Predictably, the government was quick to claim that its new surveillance law – the Investigatory Powers Act, or Snoopers’ Charter – had fixed all the problems challenged in this case.
It hasn’t – far from it. The court’s ruling makes clear that the government’s continuing approach of subjecting all of us to suspicionless surveillance with entirely inadequate privacy safeguards is incompatible with a free, rights-respecting democracy.
This judgment is the first time the European Court of Human Rights has tested the system and principles of such extensive mass surveillance against human rights law. While it dealt with an old law, it sets the standards that apply to the current one.
The Investigatory Powers Act was passed in 2016, three years after Snowden’s revelations. It replicated and vastly expanded the powers of the previous surveillance regime – creating the most intrusive mass surveillance regime ever introduced in a democracy.
It lets government agencies store and search our web history, location data and records of who we call, email and text –information that paints an incredibly detailed picture of who we are, who we talk to, where we go and what we think.
It reveals our health problems, our political views, our religious beliefs, our sexual preferences, our daily habits, our every movement.

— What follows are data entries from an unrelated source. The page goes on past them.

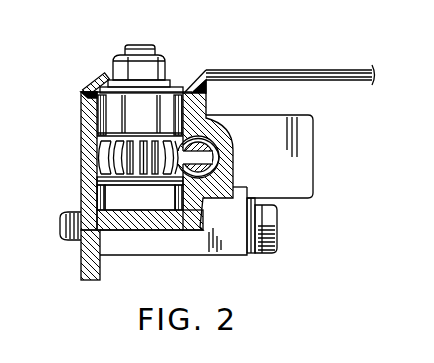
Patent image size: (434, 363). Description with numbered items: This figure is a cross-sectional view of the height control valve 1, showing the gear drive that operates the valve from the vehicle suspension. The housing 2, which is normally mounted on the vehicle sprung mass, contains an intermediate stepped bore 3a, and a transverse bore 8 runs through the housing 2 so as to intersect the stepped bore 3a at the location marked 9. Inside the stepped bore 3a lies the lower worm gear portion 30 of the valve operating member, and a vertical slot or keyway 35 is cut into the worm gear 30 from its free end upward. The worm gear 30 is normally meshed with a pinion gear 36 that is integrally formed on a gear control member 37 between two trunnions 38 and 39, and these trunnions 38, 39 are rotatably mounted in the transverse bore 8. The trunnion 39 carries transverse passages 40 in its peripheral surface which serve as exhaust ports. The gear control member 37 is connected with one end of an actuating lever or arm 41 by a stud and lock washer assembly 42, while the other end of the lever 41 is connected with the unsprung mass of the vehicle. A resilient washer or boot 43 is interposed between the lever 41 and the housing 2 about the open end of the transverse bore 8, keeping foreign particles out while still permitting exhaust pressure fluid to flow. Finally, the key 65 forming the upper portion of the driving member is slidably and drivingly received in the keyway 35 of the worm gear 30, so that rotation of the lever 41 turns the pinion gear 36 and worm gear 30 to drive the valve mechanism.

The height control valve 1 is at (79, 292).
The housing 2 is at (88, 258).
The stepped bore 3a is at (233, 178).
The transverse bore 8 is at (105, 198).
The intersection 9 is at (200, 197).
The worm gear portion 30 is at (214, 132).
The vertical slot or keyway 35 is at (214, 156).
The pinion gear 36 is at (103, 155).
The gear control member 37 is at (147, 207).
The trunnion 38 is at (108, 190).
The trunnion 39 is at (107, 116).
The transverse passages 40 is at (157, 110).
The actuating lever or arm 41 is at (333, 71).
The stud and lock washer assembly 42 is at (130, 113).
The resilient washer or boot 43 is at (92, 88).
The key 65 is at (222, 143).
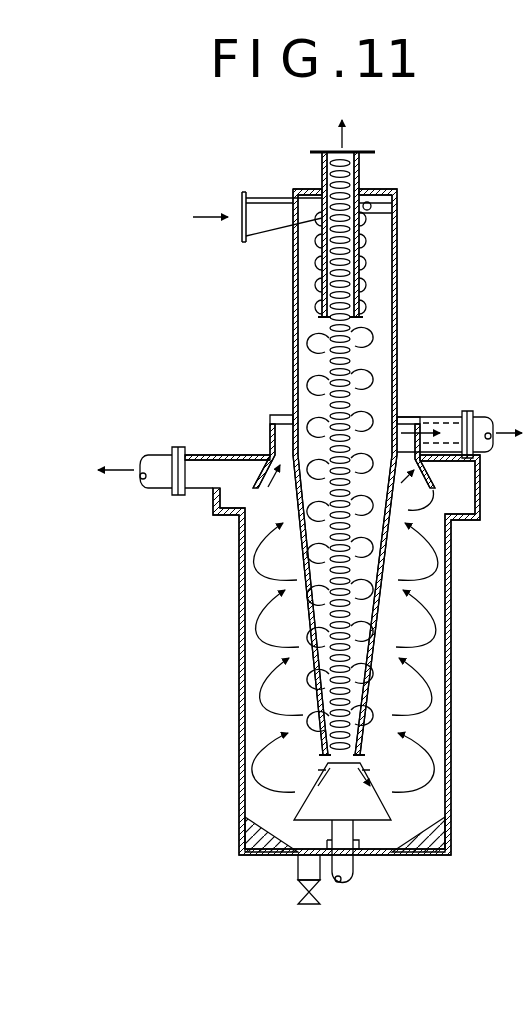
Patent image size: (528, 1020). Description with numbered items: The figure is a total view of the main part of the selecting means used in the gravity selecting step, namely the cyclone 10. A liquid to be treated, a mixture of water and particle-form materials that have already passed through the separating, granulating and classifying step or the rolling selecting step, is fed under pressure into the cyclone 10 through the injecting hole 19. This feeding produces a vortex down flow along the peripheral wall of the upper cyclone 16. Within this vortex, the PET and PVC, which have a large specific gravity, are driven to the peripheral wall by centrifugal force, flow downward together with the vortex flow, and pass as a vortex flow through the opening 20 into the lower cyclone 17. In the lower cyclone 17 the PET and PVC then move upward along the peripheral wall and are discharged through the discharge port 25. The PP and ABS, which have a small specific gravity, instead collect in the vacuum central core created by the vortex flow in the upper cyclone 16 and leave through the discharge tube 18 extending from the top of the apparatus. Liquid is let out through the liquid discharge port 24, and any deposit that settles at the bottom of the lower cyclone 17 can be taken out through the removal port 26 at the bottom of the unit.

The cyclone 10 is at (193, 178).
The upper cyclone 16 is at (398, 330).
The lower cyclone 17 is at (240, 640).
The discharge tube 18 is at (370, 275).
The injecting hole 19 is at (369, 206).
The opening 20 is at (341, 758).
The liquid discharge port 24 is at (405, 418).
The discharge port 25 is at (203, 470).
The removal port 26 is at (300, 868).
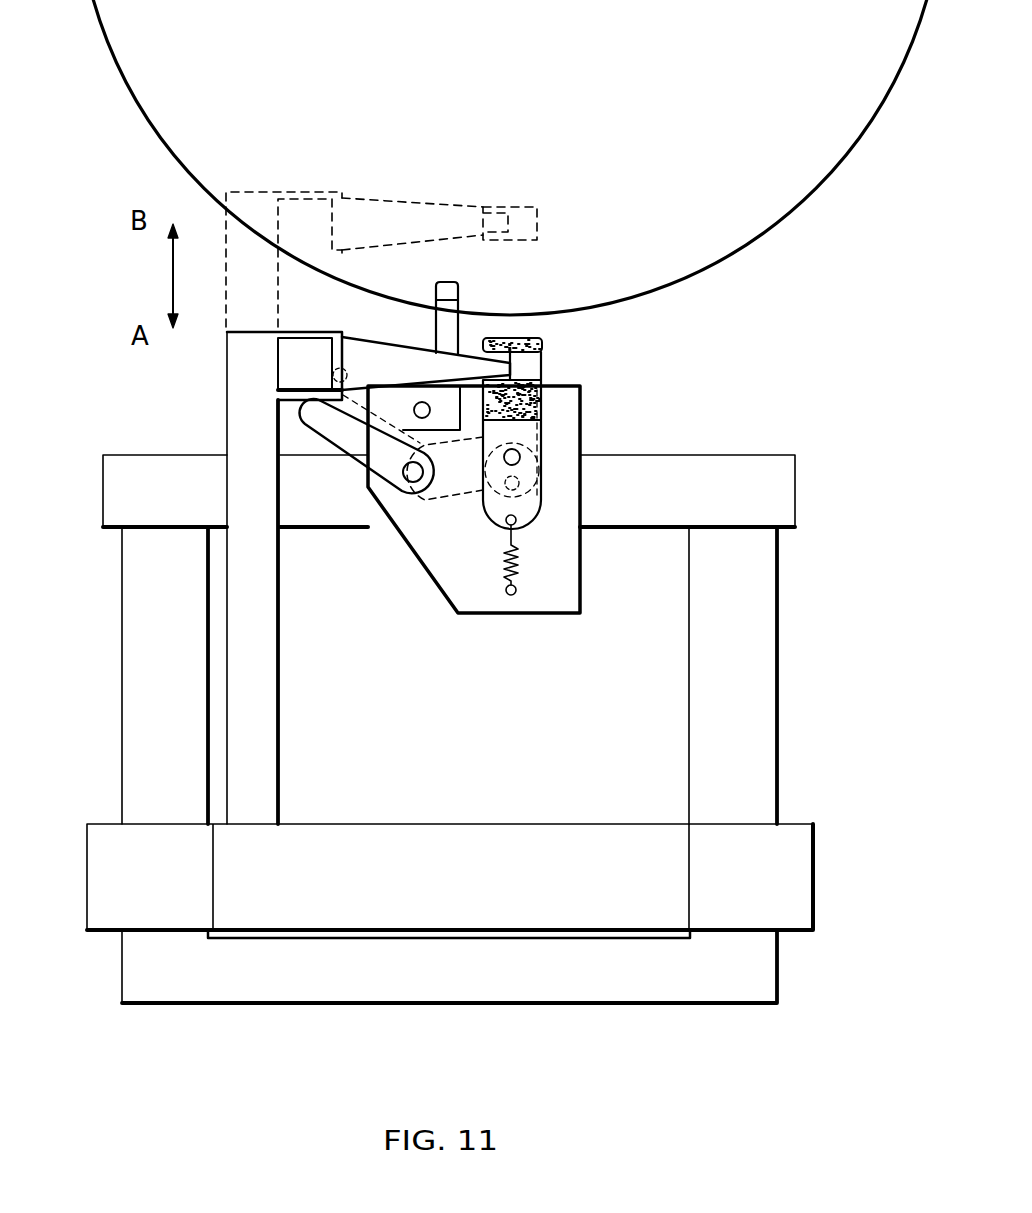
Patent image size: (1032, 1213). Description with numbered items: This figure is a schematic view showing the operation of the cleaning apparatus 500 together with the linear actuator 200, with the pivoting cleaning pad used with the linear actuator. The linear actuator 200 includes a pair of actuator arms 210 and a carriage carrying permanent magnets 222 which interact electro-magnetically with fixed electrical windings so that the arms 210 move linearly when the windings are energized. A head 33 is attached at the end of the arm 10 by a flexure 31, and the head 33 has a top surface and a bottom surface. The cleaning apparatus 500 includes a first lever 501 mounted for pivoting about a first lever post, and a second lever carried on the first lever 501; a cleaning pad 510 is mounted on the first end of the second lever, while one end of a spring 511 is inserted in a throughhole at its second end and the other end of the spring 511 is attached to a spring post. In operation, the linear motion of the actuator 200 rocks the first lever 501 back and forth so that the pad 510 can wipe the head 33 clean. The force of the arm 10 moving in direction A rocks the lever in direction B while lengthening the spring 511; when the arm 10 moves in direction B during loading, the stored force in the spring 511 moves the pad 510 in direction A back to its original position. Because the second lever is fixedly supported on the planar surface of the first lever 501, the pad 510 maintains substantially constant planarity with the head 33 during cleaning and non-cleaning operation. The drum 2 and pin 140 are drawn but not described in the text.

The photosensitive drum 2 is at (742, 247).
The arm 10 is at (277, 420).
The flexure 31 is at (392, 196).
The head 33 is at (533, 205).
The pin 140 is at (462, 315).
The linear actuator 200 is at (811, 655).
The actuator arm 210 is at (281, 714).
The permanent magnet 222 is at (117, 918).
The cleaning apparatus 500 is at (588, 425).
The first lever 501 is at (349, 478).
The cleaning pad 510 is at (560, 386).
The spring 511 is at (517, 573).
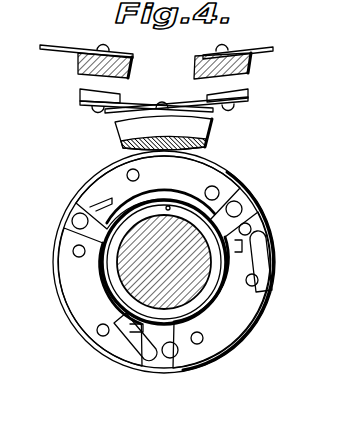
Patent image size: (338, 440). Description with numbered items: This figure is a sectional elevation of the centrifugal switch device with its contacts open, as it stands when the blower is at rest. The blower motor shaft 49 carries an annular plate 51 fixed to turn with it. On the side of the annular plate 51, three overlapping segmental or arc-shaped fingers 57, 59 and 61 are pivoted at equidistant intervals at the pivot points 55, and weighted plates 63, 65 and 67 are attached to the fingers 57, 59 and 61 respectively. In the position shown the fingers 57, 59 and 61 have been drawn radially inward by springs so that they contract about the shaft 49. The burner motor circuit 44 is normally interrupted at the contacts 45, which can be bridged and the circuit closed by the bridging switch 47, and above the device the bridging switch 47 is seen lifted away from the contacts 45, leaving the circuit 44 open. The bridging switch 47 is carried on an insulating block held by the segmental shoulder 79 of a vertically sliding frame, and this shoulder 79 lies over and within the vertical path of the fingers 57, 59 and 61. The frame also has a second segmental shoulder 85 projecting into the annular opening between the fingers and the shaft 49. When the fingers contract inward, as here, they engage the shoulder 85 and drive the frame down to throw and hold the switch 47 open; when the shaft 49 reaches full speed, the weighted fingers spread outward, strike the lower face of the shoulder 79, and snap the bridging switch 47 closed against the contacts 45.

The circuit 44 is at (59, 46).
The contacts 45 is at (79, 68).
The bridging switch 47 is at (135, 108).
The segmental shoulder 79 is at (125, 140).
The segmental finger 59 is at (78, 192).
The segmental finger 57 is at (258, 217).
The weighted plate 63 is at (215, 175).
The weighted plate 65 is at (87, 302).
The weighted plate 67 is at (232, 330).
The segmental finger 61 is at (152, 366).
The pivot point 55 is at (72, 218).
The annular plate 51 is at (213, 287).
The blower motor shaft 49 is at (125, 268).
The second segmental shoulder 85 is at (168, 206).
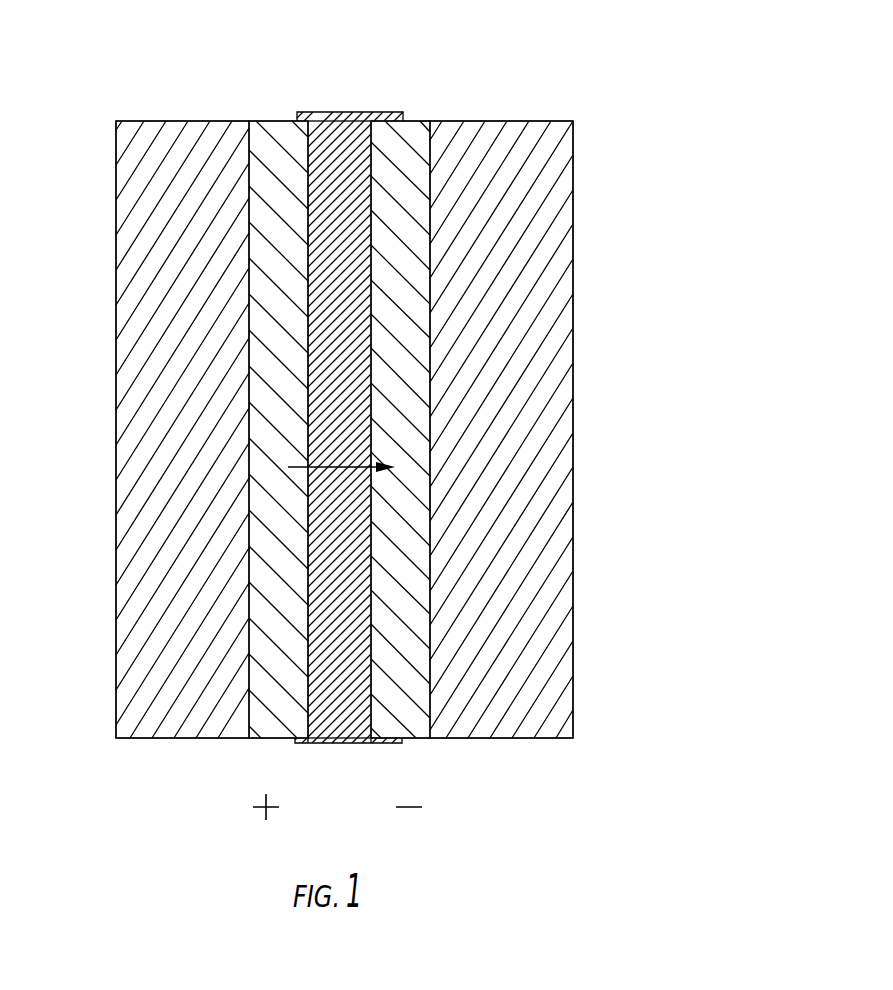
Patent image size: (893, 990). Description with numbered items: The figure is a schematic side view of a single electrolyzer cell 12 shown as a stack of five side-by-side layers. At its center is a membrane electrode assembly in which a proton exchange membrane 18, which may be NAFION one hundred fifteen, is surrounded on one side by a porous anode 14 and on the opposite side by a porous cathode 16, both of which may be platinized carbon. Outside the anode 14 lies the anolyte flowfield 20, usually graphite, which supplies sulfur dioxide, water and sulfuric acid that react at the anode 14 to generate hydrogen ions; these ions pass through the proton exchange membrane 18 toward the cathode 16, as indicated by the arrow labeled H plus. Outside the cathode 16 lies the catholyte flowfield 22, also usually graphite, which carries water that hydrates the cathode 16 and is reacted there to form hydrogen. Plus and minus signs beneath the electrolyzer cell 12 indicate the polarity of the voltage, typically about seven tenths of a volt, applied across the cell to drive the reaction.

The electrolyzer cell 12 is at (698, 226).
The porous anode 14 is at (278, 569).
The porous cathode 16 is at (400, 592).
The proton exchange membrane 18 is at (348, 720).
The anolyte flowfield 20 is at (185, 326).
The catholyte flowfield 22 is at (513, 412).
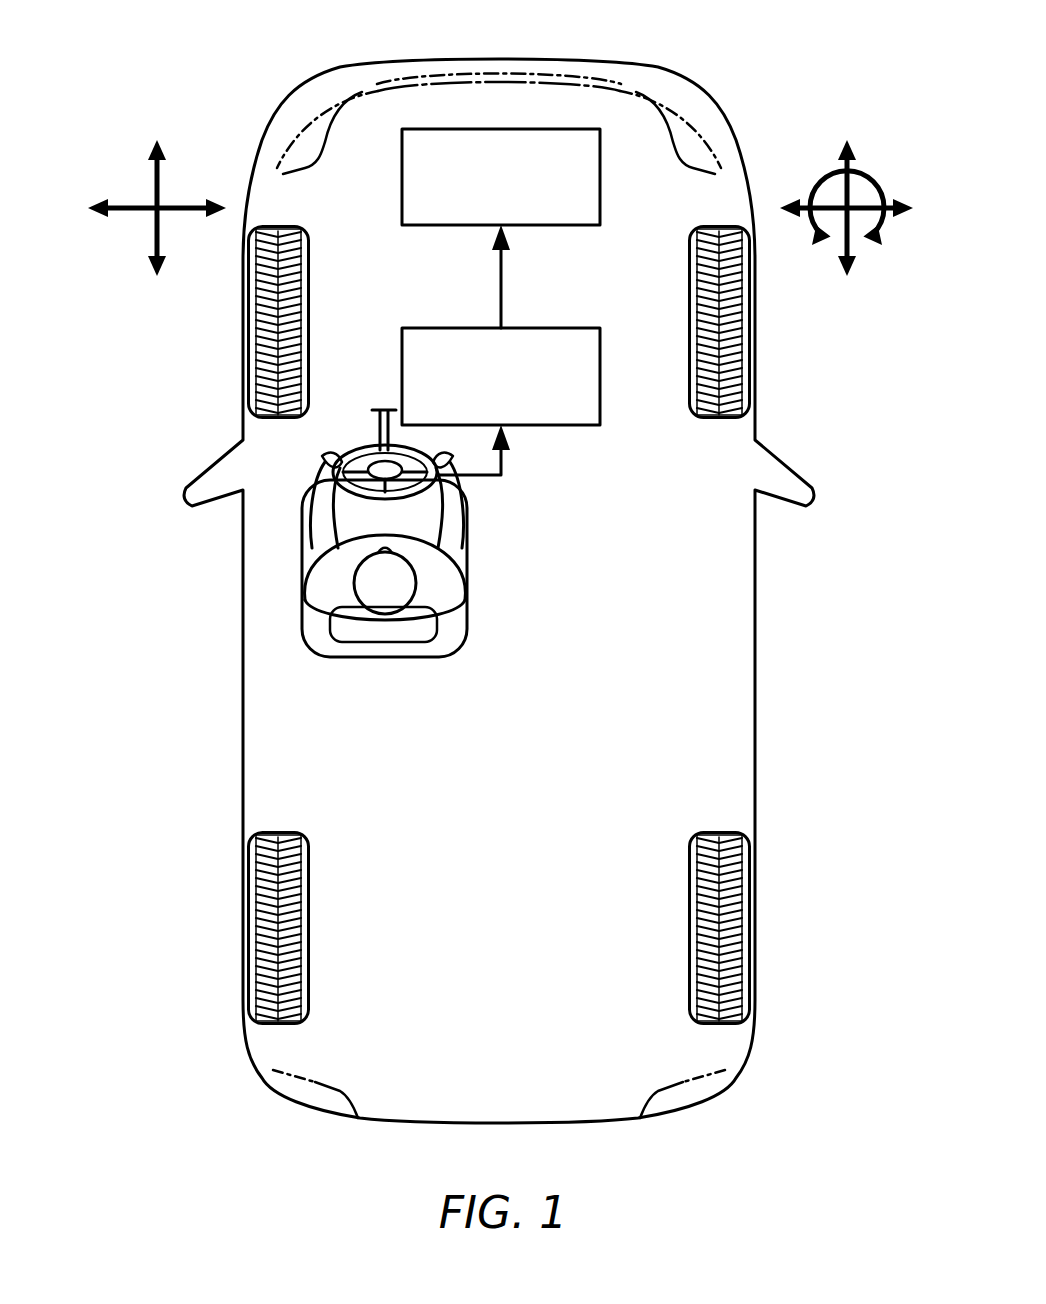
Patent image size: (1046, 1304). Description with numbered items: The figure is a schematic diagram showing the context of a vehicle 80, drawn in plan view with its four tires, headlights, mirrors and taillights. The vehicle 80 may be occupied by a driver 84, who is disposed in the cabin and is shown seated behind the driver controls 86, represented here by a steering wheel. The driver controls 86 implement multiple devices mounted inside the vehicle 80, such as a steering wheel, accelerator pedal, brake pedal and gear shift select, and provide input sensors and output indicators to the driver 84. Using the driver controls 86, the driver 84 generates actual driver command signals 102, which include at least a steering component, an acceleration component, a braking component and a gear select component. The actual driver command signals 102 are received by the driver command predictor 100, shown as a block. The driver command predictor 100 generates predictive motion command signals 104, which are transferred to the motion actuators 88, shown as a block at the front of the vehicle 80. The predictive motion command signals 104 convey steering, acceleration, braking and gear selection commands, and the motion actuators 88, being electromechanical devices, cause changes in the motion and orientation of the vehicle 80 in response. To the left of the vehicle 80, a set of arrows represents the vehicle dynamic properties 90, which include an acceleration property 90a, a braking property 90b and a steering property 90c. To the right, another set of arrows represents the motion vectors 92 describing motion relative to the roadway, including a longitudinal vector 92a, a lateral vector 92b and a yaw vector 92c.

The vehicle 80 is at (333, 89).
The driver 84 is at (335, 585).
The driver controls 86 is at (332, 462).
The motion actuators 88 is at (501, 177).
The vehicle dynamic properties 90 is at (133, 204).
The acceleration property 90a is at (156, 160).
The braking property 90b is at (157, 257).
The steering property 90c is at (99, 208).
The motion vectors 92 is at (871, 202).
The longitudinal vector 92a is at (846, 160).
The lateral vector 92b is at (905, 208).
The yaw vector 92c is at (847, 257).
The driver command predictor 100 is at (501, 376).
The actual driver command signals 102 is at (478, 478).
The predictive motion command signals 104 is at (503, 296).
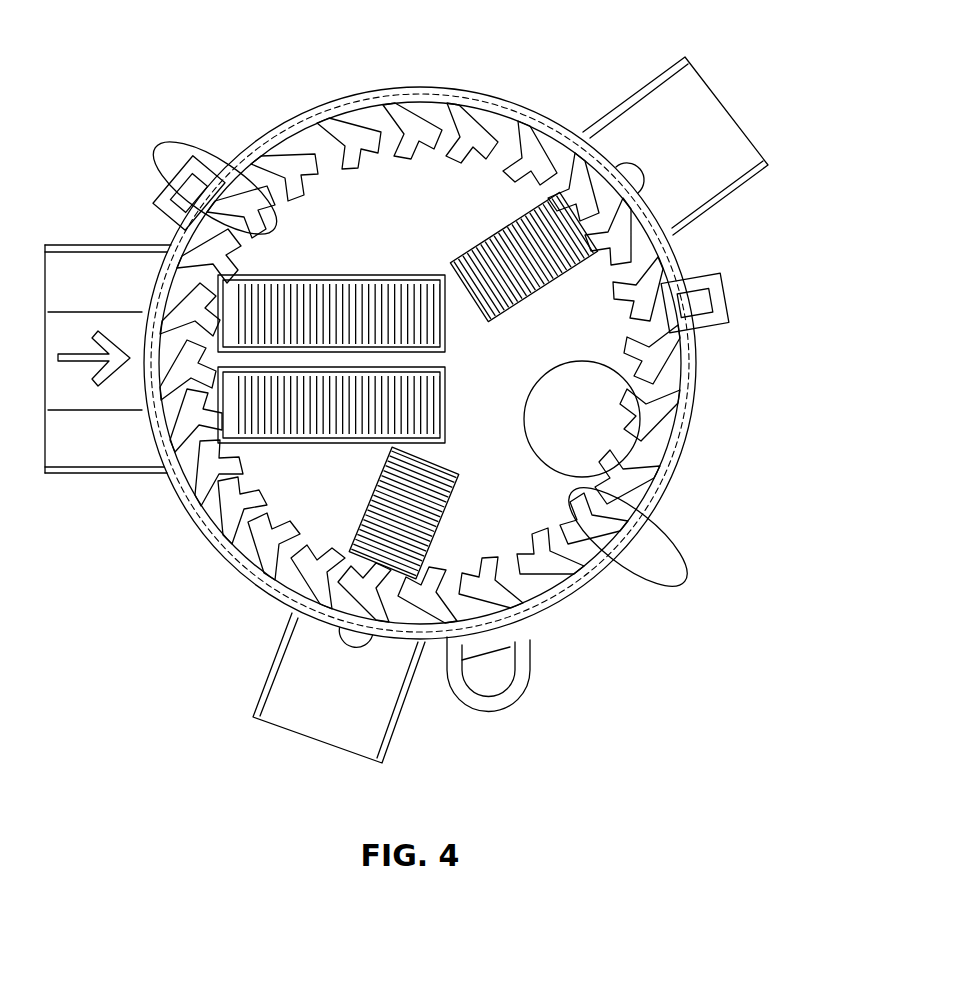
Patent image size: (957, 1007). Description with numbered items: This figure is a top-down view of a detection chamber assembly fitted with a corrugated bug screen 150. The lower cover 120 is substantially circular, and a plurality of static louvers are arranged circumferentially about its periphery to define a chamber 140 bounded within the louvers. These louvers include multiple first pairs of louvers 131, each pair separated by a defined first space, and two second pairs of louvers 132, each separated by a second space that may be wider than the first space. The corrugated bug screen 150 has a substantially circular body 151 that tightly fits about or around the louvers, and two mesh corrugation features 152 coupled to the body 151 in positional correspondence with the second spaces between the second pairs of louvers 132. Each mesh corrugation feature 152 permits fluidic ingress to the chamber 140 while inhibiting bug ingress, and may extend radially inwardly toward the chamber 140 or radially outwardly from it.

The lower cover 120 is at (553, 330).
The first pairs of louvers 131 is at (523, 153).
The second pair of louvers 132 is at (243, 177).
The chamber 140 is at (461, 421).
The corrugated bug screen 150 is at (218, 553).
The body 151 is at (190, 500).
The mesh corrugation feature 152 is at (255, 152).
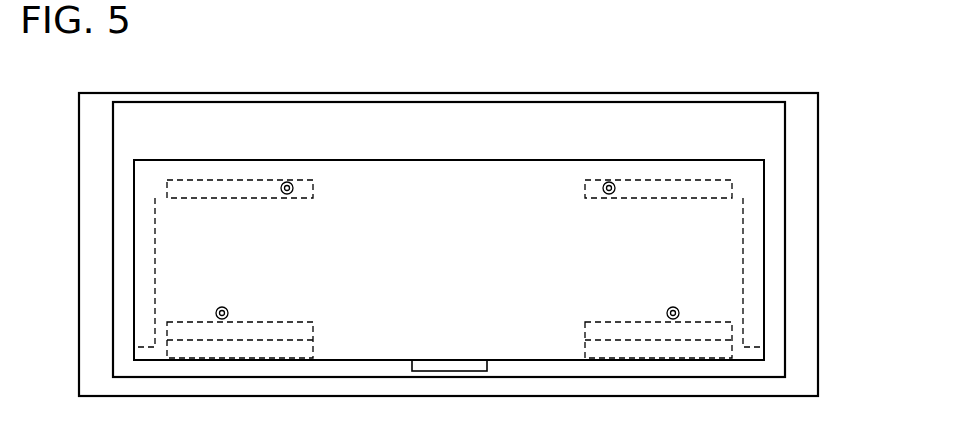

The Snoopers’ Charter allows bulk interception of our communications “to safeguard the economic wellbeing of the UK”. The European Court judgment makes clear this broad discretionary power is totally illegitimate, and can only be justified in the interests of national security.
The ruling also has severe implications for the Investigatory Powers Act’s lack of clarity and oversight. To comply with the ruling, the act needs to create more robust oversight, which must look at how “bearers” (communications channels used for data collection) are chosen and how collected data is filtered for examination.
Crucially, the judgment recognises that the current practice of collecting communications data – the who, what, when and where of our communications – is as intrusive as collecting the content, and requires the same safeguards around when it is searched and examined. Those safeguards don’t exist under the Investigatory Powers Act.
Judges expressed concern about the old regime’s lack of safeguards for journalistic material and source confidentiality. Those protections are still inadequate in the new law.
On top of all this, the Investigatory Powers Act gives agencies eye-wateringly intrusive and dangerous new powers, from hacking our devices en masse to building and linking massive, population-level databases containing sensitive information on all of us – creating a data honeypot for criminals and foreign spies.
Liberty’s comprehensive challenge to the Investigatory Powers Act is well under way. In April, the High Court ruled in our favour on the first stage of the challenge, finding that the government’s practice of accessing our communications data held by companies and service providers was unlawful – and giving it until 1 November to change the law.
As that challenge continues, this judgment has dealt the government yet another blow and given us yet more evidence that protections for our rights remain entirely inadequate.
Industrial-scale surveillance of citizens can never be lawful in a free, rights-respecting democracy. How many more shattering legal defeats does the government intend to suffer before it accepts that it can – and must – give us a targeted system that protects our safety, our data security and our fundamental rights?